Acaba gerçekten bu böyle
midir? Kesinlikle hayır. Allah celle celalühü, bütün insanları tek bir ırktan
meydana getirmiştir. Hepsinin babası Âdem, Âdem de topraktandır. Ne Arap’ın
Acem’den bir üstünlüğü var, ne de Acem’in Arap’tan bir üstünlüğü var. Bir
üstünlük varsa Allah'a karşı takvalı yani güzel bir kul olmalarıdır.
Allah celle celalühü, hiç
kimseye, hiçbir ırka bir toprak parçası tapusunu da vermemiştir. Zaten bu
insanın dilemesine veya tercihine bağlı değildir. Hiçbir insan doğmadan önce:
Allah’ım! Beni falan yerde dünyaya gönder, anam-babamın ırkı rengi ve dili şu
olsun bu olsun" diye Allah'a bir sipariş veremez. Allah'ın dilemesi ne ise
ve nerede dünyaya gelmişse vatanı da orasıdır.
İşte Siyonist zihniyet
meseleye indi bakışla baktığı için, her şeyi ters görüyor, yanlış yorumluyor ve
yanlış sonuçlara varıyorlar. Onlara göre, "bir Yahudi dünyaya
bedeldir." diğer insanların malları da toprakları da kendilerine mubahtır.

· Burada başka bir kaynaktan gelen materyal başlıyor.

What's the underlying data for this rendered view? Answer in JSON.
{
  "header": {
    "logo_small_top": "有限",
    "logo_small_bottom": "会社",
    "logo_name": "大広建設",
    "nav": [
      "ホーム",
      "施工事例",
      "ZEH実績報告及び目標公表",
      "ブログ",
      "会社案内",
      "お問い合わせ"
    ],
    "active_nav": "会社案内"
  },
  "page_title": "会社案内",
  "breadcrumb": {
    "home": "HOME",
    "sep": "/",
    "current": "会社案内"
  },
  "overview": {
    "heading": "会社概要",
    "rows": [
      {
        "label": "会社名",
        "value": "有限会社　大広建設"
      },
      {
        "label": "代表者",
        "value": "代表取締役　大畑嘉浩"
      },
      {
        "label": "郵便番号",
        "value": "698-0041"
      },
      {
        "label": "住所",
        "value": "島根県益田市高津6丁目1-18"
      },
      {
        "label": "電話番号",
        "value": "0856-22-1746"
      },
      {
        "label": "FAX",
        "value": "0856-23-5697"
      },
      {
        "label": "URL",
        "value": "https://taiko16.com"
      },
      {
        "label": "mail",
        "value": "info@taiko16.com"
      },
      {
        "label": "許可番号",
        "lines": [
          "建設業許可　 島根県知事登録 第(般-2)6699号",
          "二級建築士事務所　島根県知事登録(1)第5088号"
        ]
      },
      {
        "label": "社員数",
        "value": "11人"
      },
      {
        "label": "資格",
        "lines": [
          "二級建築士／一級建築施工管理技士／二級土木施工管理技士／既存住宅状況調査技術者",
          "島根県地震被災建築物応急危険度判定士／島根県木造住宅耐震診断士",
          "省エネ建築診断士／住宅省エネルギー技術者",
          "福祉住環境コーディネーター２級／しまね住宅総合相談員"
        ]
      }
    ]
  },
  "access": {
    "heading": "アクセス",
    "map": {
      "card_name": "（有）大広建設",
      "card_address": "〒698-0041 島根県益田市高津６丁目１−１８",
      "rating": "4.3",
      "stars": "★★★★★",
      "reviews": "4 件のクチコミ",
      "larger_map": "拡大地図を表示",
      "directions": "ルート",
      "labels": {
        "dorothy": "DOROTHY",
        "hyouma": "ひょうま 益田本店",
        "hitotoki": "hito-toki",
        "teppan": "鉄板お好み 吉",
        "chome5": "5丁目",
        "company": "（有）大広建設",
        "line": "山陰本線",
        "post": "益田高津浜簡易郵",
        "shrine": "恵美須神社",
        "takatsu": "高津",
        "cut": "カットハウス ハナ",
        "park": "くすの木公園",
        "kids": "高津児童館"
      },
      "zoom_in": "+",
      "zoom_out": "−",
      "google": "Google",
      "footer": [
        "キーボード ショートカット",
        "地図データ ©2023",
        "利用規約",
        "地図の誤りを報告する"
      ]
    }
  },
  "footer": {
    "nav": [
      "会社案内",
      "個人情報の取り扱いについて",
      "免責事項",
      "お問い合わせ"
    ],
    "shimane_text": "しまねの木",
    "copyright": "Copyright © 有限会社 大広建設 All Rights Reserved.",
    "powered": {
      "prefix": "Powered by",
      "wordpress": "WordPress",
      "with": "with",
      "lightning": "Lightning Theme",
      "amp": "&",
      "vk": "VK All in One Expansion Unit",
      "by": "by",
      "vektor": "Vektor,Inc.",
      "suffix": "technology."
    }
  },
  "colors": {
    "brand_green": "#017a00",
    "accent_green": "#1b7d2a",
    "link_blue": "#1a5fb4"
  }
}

Ne kadarını işgal edebiliyorsa onundur.
Peki, Siyonistlerin çocuk
düşmanlığı nereden geliyor? Neden erkekten daha çok kadın ve çocuk
öldürüyorlar. Bugün Filistin'de sanki çocuk avına çıkmış gibi ha bire çocuk ve
kadın bombalıyorlar. Keskin nişancıları dahi çocuklu kadınları hedef
seçiyorlar. Çünkü bunlara göre, bugün cephede savaşan mücahitler, dünkü taş
atan çocuklardır. O yüzden daha büyümeden veya ana karnından doğmadan öldürmeleri
gerekiyormuş...
Bu indi düşmanlık, bu
hırçınlık onları hiçbir zaman muvaffak etmez. Hatta beklentilerinin tam zıddı
iktiza ediyor. Bu ilahi bir kanun bir dengedir. Eğer Allah celle celalühü
birilerinin nüfusunun çoğalmasını istiyorsa hiç kimse buna mani olmaz.
Kimininkini de kısıyorsa hiçbir tıbbi müdahale bunu artıramaz, ilerletemez.

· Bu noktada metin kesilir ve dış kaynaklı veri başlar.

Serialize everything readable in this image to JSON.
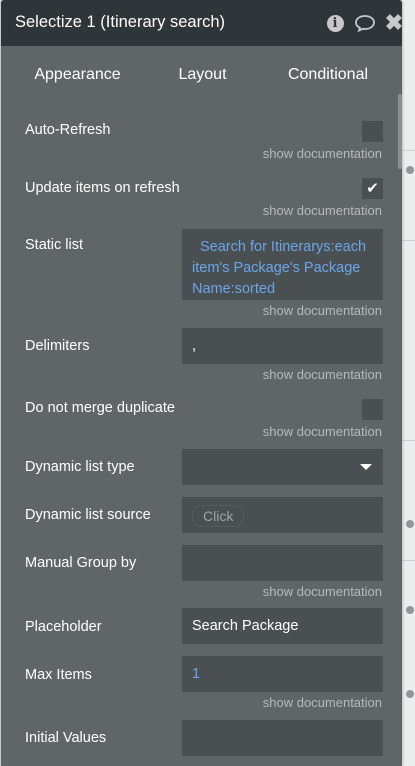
{
  "panel": {
    "title": "Selectize 1 (Itinerary search)",
    "icons": [
      "info-icon",
      "comment-icon",
      "close-icon"
    ]
  },
  "tabs": [
    {
      "label": "Appearance",
      "active": true
    },
    {
      "label": "Layout",
      "active": false
    },
    {
      "label": "Conditional",
      "active": false
    }
  ],
  "doc_link": "show documentation",
  "fields": {
    "auto_refresh": {
      "label": "Auto-Refresh",
      "checked": false
    },
    "update_items": {
      "label": "Update items on refresh",
      "checked": true
    },
    "static_list": {
      "label": "Static list",
      "value": "Search for Itinerarys:each item's Package's Package Name:sorted"
    },
    "delimiters": {
      "label": "Delimiters",
      "value": ","
    },
    "no_merge": {
      "label": "Do not merge duplicate",
      "checked": false
    },
    "dynamic_type": {
      "label": "Dynamic list type",
      "value": ""
    },
    "dynamic_source": {
      "label": "Dynamic list source",
      "button": "Click"
    },
    "manual_group": {
      "label": "Manual Group by",
      "value": ""
    },
    "placeholder": {
      "label": "Placeholder",
      "value": "Search Package"
    },
    "max_items": {
      "label": "Max Items",
      "value": "1"
    },
    "initial_values": {
      "label": "Initial Values",
      "value": ""
    }
  },
  "colors": {
    "panel_bg": "#606568",
    "titlebar_bg": "#2f3639",
    "field_bg": "#4a4f52",
    "dynamic_text": "#6aa6e8"
  }
}
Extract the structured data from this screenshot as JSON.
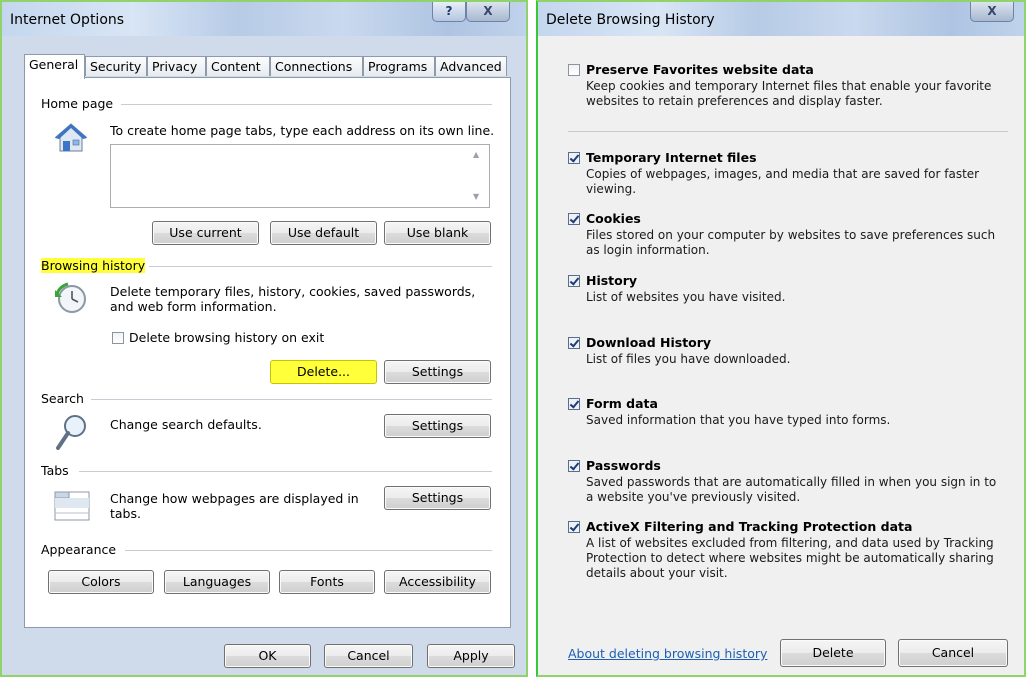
{
  "internet_options": {
    "title": "Internet Options",
    "help_btn": "?",
    "close_btn": "X",
    "tabs": [
      "General",
      "Security",
      "Privacy",
      "Content",
      "Connections",
      "Programs",
      "Advanced"
    ],
    "home_page": {
      "heading": "Home page",
      "description": "To create home page tabs, type each address on its own line.",
      "value": "",
      "buttons": [
        "Use current",
        "Use default",
        "Use blank"
      ]
    },
    "browsing_history": {
      "heading": "Browsing history",
      "description": "Delete temporary files, history, cookies, saved passwords, and web form information.",
      "checkbox_label": "Delete browsing history on exit",
      "delete_btn": "Delete...",
      "settings_btn": "Settings"
    },
    "search": {
      "heading": "Search",
      "description": "Change search defaults.",
      "settings_btn": "Settings"
    },
    "tabs_section": {
      "heading": "Tabs",
      "description": "Change how webpages are displayed in tabs.",
      "settings_btn": "Settings"
    },
    "appearance": {
      "heading": "Appearance",
      "buttons": [
        "Colors",
        "Languages",
        "Fonts",
        "Accessibility"
      ]
    },
    "footer": [
      "OK",
      "Cancel",
      "Apply"
    ]
  },
  "delete_history": {
    "title": "Delete Browsing History",
    "close_btn": "X",
    "items": [
      {
        "label": "Preserve Favorites website data",
        "desc": "Keep cookies and temporary Internet files that enable your favorite websites to retain preferences and display faster.",
        "checked": false
      },
      {
        "label": "Temporary Internet files",
        "desc": "Copies of webpages, images, and media that are saved for faster viewing.",
        "checked": true
      },
      {
        "label": "Cookies",
        "desc": "Files stored on your computer by websites to save preferences such as login information.",
        "checked": true
      },
      {
        "label": "History",
        "desc": "List of websites you have visited.",
        "checked": true
      },
      {
        "label": "Download History",
        "desc": "List of files you have downloaded.",
        "checked": true
      },
      {
        "label": "Form data",
        "desc": "Saved information that you have typed into forms.",
        "checked": true
      },
      {
        "label": "Passwords",
        "desc": "Saved passwords that are automatically filled in when you sign in to a website you've previously visited.",
        "checked": true
      },
      {
        "label": "ActiveX Filtering and Tracking Protection data",
        "desc": "A list of websites excluded from filtering, and data used by Tracking Protection to detect where websites might be automatically sharing details about your visit.",
        "checked": true
      }
    ],
    "about_link": "About deleting browsing history",
    "delete_btn": "Delete",
    "cancel_btn": "Cancel"
  }
}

Aynı coğrafya parçasında ve
aynı bölgede yaşayan Filistinli kadınlarla Yahudi kadınlar, aynı oranda
doğurmuyor! Bir Yahudi kadın hamile olur olmaz hem kendisi hem de karnındaki
çocuk sigortalanıyor. Doğurduğunda da büyük ikramiyeler alıyor. Ama buna rağmen
bir Yahudi kadın doğurur iki üç çocuk...
Öbür taraftan bir Filistinli
kadın ise, çok kötü şartlar altında olmasına rağmen doğurur dokuz on çocuk.

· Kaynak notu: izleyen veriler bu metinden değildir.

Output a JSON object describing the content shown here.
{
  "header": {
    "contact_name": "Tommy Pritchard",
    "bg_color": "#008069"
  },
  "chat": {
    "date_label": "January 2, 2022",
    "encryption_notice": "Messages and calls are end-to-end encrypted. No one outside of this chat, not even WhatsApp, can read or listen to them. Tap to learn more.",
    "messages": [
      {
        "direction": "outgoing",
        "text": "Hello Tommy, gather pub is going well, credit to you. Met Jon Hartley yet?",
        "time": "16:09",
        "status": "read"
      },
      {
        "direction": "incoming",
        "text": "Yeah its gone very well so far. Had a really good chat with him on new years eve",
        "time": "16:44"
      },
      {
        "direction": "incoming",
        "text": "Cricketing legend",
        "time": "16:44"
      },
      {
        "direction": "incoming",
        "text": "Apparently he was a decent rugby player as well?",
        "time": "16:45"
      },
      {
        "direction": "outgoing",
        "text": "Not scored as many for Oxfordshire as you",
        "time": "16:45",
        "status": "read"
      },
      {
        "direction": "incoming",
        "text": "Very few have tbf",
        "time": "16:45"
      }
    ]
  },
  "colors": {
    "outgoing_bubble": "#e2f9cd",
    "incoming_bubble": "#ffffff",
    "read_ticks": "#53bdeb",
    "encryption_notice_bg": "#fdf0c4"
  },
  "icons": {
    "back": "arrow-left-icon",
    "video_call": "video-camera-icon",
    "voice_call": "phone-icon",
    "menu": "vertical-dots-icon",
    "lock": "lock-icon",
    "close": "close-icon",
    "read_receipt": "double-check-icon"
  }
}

Bunun hikmeti ise, tabiattaki ilahi dengenin korunmasıdır. Allah zararlı
mahlûkların neslinin çoğalmasını istemez. Bir kartal iki yılda bir yavru
çıkarır, ama sıradan kuşlar üç ayda beş on tane çıkarır. Eğer kartallar diğer
kuşlar gibi çoğalsaydı yeryüzünde hayat çekilmez olurdu.
İşte Yahudi nesli de böyle
zararlı bir virüs taşıdığı için Allah celle celalühü, çoğalmalarını irade
buyurmuyor. Çünkü nerede biraz çoğalmış güç kazanmışsa hemen orada ifsada
başlamış, yeryüzünde bozgunculuk çıkarmaya başlamıştır. Allah da kullarından
birilerini başlarına musallat etmiş, mal ve servetlerini ellerinden almış,
dünyanın başka yerlerine sürmüştür.
Sonuç olarak Siyonistlerin aklı varsa Filistinli kadın ve çocukları öldürmekten vaz geçsinler. Kendilerine tanıdıkları insanlık hakkını başkaları için de tanısınlar. Yoksa bu kafasızlıkla daha büyük belalara duçar olmaktan ve yeryüzünün bu tarafından o tarafına sürgün yemekten hiçbir zaman kurtulamazlar. Kim Allah'ın kanunlarına karşı gelmişse zilletten kurtulamamıştır.